Mashable - The Social Media Guide: 2008/06/09/asshats/

  • Keeem · 1 year ago
    An important element to how that law is phrased is the word "repeated". That poor girl was repeatedly and maliciously coerced and manipulated with the vial actions of an immature, selfish, ignorant mother.
  • Mark "Rizzn" Hopkins · 1 year ago
    I'm not denying that this law would adaquately punish the offender in this case.

    But would it prevent it from happening in the first place?

    More importantly, would it prevent it without creating more innocent victims of the law?
  • The Count Rob · 1 year ago
    The part that really stood out was "emotional distress". Very, very easy to abuse vague, bullshit terminology like that.

    So does this mean no more Mashable troll contests?
  • Mark "Rizzn" Hopkins · 1 year ago
    Heh. Not if this law passes.

    Or at least if we hold them, we must disclaim them thoroughly.

    "Butthurt authors may press charges resulting in up to two years imprisonment, if you win. But you might get an iPod to listen to while serving your term!"
  • Ling · 1 year ago
    Any law is only as good, or as bad, as its implementation. Point is, the internet is a bad, bad place, but if you your kid can't take the heat on the net, then you have a problem child. No amount of lawmaking is going to correct that.
  • Mark "Rizzn" Hopkins · 1 year ago
    I couldn't agree more.
  • Tikatu · 1 year ago
    Interesting this, seeing as there's a case of racist cyberbullying here in South Carolina. A mom with biracial kids has been getting text messages on her phone with images and songs about the KKK. Her elementary age kids have heard the messages and are now too scared to sleep in their own home.

    Would this bill make some creep think twice before doing something like this? Probably not. It needs some tweaking to make it truly effective against the kind of cyberbullying that Lori Drew and this racist caller indulge in. But at least it codifies such actions as a crime, and something that can get a person arrested, tried, and convicted.
  • William · 1 year ago
    I'm a big fan of freedom in general, but there's a point you're missing.

    Freedom of speech isn't a license to threaten. You can say what you want ... until you cause harm to other people, then THEIR right to be free from threat or intimidation trumps your right of free speech.

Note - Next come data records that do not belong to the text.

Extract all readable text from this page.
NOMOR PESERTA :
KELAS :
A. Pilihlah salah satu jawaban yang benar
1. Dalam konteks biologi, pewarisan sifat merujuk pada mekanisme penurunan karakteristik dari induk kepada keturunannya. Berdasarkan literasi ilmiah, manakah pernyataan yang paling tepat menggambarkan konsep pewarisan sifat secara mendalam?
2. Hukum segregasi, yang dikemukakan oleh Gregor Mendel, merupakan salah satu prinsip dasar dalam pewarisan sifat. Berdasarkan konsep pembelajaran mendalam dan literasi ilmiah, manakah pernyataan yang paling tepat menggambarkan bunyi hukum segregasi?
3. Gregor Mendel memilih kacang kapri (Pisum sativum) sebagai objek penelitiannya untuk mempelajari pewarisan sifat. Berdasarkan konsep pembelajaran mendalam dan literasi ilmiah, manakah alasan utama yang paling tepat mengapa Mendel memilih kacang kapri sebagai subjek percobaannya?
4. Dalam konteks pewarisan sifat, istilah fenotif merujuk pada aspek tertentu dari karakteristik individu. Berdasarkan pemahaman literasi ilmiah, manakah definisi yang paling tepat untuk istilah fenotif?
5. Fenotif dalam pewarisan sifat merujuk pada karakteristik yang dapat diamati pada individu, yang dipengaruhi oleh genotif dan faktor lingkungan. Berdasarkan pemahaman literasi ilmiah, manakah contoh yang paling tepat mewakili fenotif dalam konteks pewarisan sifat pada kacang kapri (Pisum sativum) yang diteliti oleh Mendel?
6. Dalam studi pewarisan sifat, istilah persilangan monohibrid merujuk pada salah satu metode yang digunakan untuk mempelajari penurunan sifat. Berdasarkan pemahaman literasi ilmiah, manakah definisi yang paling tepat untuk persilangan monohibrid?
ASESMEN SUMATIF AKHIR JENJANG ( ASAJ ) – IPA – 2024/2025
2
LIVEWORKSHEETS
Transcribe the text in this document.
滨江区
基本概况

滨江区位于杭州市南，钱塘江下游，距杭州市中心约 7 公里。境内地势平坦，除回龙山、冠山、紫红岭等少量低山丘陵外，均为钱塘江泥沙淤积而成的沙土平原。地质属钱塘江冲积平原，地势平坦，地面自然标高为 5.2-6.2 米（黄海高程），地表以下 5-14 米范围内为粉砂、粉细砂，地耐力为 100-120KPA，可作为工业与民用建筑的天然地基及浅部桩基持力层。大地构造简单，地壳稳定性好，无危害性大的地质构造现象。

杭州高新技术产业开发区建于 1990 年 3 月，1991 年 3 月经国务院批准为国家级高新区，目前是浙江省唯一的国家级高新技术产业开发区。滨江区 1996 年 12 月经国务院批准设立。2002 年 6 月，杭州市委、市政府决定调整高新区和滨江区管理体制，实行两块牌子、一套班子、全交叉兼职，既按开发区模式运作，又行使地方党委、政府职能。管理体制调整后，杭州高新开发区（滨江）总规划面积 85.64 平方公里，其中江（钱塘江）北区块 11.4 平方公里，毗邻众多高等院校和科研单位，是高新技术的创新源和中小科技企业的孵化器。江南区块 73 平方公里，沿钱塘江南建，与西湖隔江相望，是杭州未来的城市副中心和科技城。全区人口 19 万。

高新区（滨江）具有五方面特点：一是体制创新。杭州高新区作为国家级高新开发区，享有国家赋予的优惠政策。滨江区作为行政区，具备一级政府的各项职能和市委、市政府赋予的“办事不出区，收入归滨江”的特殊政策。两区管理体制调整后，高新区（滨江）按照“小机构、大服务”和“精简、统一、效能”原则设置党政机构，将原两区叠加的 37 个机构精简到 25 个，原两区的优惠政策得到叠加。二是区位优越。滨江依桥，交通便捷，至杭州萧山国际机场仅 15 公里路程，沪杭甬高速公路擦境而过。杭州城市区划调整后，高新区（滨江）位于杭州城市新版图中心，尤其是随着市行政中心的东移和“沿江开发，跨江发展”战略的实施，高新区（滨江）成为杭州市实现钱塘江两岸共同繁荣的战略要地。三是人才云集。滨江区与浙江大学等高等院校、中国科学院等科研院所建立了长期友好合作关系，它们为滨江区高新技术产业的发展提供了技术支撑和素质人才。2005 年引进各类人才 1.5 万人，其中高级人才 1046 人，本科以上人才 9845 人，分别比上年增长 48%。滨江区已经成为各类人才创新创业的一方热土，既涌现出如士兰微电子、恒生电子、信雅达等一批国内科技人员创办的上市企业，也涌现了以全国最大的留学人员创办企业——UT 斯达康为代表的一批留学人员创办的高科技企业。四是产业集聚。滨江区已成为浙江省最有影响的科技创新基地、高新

    Sometimes rights are a zero sum game, where increasing *your* freedom unfairly makes *me* subject to seriously malicious behavior. Do you disagree with the principle that one's rights don't extend to the right to intentionally harm somebody else? There are borders of behavior where it's a zero sum, one side wins and the other loses, and then a line has to be drawn between them. You'd like to have no lines, but you haven't thought about the consequences of that to your own freedom to be free of intimidation. Should stalking be legal? It's tricky to define, but it's a needed tool to protect the vulnerable - women, often, but not always - from the terror that a vicious bully can create.

    The line shouldn't benefit the timid and fearful at the expense of merely brash and offensive people, but you'd probably admit that the line should be drawn to prohibit behavior as vicious as Lori Drew's, where a full grown woman used all of her advantages, especially including fraud, to abuse a 13 year old child. I agree that you don't want a line that innocent people will run afoul of, even self-proclaimed asshats, but you need a line that will catch the Lori Drews of the world.

    What I'm saying is: argue for the line to be drawn carefully and correctly, but don't just take the simplistic position that any line is a bad line. And the Internet is just a new way to do both good and bad things; it doesn't change the need to define what a civilized society will and won't permit people to do. Harms caused by physical assaults are more difficult over the internet, but harms caused by fraud are actually easier.

    The internet doesn't change the need to balance rights. Rather than blithely asserting there should be no lines/laws about behavior, work to make sure the needed lines are drawn on the side of catching only the truly guilty, not the blundering asshat.

    Don't be so knee-jerk in your defense of freedom that you simply cede people the right to be demonstrably, unequivocally evil.